Highest Common Factor of 166, 371, 898, 126 using Euclid's algorithm

Created By : Jatin Gogia

Reviewed By : Rajasekhar Valipishetty

Last Updated : Apr 06, 2023


HCF Calculator using the Euclid Division Algorithm helps you to find the Highest common factor (HCF) easily for 166, 371, 898, 126 i.e. 1 the largest integer that leaves a remainder zero for all numbers.

HCF of 166, 371, 898, 126 is 1 the largest number which exactly divides all the numbers i.e. where the remainder is zero. Let us get into the working of this example.

Consider we have numbers 166, 371, 898, 126 and we need to find the HCF of these numbers. To do so, we need to choose the largest integer first and then as per Euclid's Division Lemma a = bq + r where 0 ≤ r ≤ b

Highest common factor (HCF) of 166, 371, 898, 126 is 1.

HCF(166, 371, 898, 126) = 1

HCF of 166, 371, 898, 126 using Euclid's algorithm

Highest common factor or Highest common divisor (hcd) can be calculated by Euclid's algotithm.

HCF of:

Highest common factor (HCF) of 166, 371, 898, 126 is 1.

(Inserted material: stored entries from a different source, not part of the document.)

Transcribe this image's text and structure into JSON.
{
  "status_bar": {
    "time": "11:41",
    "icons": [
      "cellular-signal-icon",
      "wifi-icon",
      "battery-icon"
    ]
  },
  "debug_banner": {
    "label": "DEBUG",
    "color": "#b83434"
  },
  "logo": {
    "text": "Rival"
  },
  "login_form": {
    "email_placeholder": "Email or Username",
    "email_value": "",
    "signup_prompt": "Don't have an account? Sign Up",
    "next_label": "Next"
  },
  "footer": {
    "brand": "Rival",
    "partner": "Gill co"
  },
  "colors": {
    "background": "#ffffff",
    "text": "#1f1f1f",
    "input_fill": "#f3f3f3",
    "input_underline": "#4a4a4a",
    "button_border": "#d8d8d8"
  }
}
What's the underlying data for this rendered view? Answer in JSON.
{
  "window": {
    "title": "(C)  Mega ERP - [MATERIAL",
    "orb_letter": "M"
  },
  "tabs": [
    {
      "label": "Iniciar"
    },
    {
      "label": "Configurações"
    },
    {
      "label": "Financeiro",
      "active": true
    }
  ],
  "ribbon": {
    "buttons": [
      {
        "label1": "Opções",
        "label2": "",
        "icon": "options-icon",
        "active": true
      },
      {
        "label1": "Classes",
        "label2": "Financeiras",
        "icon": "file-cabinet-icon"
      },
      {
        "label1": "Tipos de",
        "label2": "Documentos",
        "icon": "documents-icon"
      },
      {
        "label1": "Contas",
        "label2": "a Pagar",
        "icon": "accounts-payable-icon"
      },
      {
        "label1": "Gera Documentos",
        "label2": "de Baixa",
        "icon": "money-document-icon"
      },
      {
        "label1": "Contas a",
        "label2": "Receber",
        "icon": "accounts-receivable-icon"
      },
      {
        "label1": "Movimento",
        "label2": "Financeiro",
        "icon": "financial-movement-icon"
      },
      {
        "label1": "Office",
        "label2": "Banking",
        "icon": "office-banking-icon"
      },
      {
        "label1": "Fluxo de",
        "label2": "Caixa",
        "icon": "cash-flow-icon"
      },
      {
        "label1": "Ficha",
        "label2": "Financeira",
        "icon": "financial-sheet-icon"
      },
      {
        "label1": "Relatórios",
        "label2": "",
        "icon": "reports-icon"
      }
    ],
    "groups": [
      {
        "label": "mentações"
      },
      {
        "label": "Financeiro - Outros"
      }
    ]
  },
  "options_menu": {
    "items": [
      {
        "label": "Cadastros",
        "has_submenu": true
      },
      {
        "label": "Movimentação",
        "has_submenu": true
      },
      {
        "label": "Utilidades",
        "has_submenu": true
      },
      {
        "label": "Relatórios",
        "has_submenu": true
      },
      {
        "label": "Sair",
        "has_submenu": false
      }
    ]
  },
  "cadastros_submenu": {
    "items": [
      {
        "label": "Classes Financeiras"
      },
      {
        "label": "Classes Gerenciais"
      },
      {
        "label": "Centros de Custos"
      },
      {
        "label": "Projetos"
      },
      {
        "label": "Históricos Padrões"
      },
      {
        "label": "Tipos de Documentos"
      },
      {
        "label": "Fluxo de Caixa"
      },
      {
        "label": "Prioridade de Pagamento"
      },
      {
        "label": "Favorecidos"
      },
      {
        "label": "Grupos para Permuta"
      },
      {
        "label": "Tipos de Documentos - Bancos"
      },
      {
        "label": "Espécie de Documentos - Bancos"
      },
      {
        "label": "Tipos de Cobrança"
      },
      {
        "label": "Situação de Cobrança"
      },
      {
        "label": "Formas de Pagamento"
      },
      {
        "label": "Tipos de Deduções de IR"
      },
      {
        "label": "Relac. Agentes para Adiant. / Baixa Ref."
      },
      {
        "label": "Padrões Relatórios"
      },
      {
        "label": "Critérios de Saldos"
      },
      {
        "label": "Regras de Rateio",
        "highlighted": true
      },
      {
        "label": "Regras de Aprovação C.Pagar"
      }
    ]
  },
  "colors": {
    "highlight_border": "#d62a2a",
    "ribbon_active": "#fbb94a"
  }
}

Highest Common Factor of 166,371,898,126 using Euclid's algorithm

Highest Common Factor of 166,371,898,126 is 1

Step 1: Since 371 > 166, we apply the division lemma to 371 and 166, to get

371 = 166 x 2 + 39

Step 2: Since the reminder 166 ≠ 0, we apply division lemma to 39 and 166, to get

166 = 39 x 4 + 10

Step 3: We consider the new divisor 39 and the new remainder 10, and apply the division lemma to get

39 = 10 x 3 + 9

We consider the new divisor 10 and the new remainder 9,and apply the division lemma to get

10 = 9 x 1 + 1

We consider the new divisor 9 and the new remainder 1,and apply the division lemma to get

9 = 1 x 9 + 0

The remainder has now become zero, so our procedure stops. Since the divisor at this stage is 1, the HCF of 166 and 371 is 1

Notice that 1 = HCF(9,1) = HCF(10,9) = HCF(39,10) = HCF(166,39) = HCF(371,166) .


We can take hcf of as 1st numbers and next number as another number to apply in Euclidean lemma

Step 1: Since 898 > 1, we apply the division lemma to 898 and 1, to get

898 = 1 x 898 + 0

The remainder has now become zero, so our procedure stops. Since the divisor at this stage is 1, the HCF of 1 and 898 is 1

Notice that 1 = HCF(898,1) .


We can take hcf of as 1st numbers and next number as another number to apply in Euclidean lemma

Step 1: Since 126 > 1, we apply the division lemma to 126 and 1, to get

126 = 1 x 126 + 0

The remainder has now become zero, so our procedure stops. Since the divisor at this stage is 1, the HCF of 1 and 126 is 1

Notice that 1 = HCF(126,1) .

HCF using Euclid's Algorithm Calculation Examples

Frequently Asked Questions on HCF of 166, 371, 898, 126 using Euclid's Algorithm

1. What is the Euclid division algorithm?

Answer: Euclid's Division Algorithm is a technique to compute the Highest Common Factor (HCF) of given positive integers.

2. what is the HCF of 166, 371, 898, 126?

Answer: HCF of 166, 371, 898, 126 is 1 the largest number that divides all the numbers leaving a remainder zero.

3. How to find HCF of 166, 371, 898, 126 using Euclid's Algorithm?

Answer: For arbitrary numbers 166, 371, 898, 126 apply Euclid’s Division Lemma in succession until you obtain a remainder zero. HCF is the remainder in the last but one step.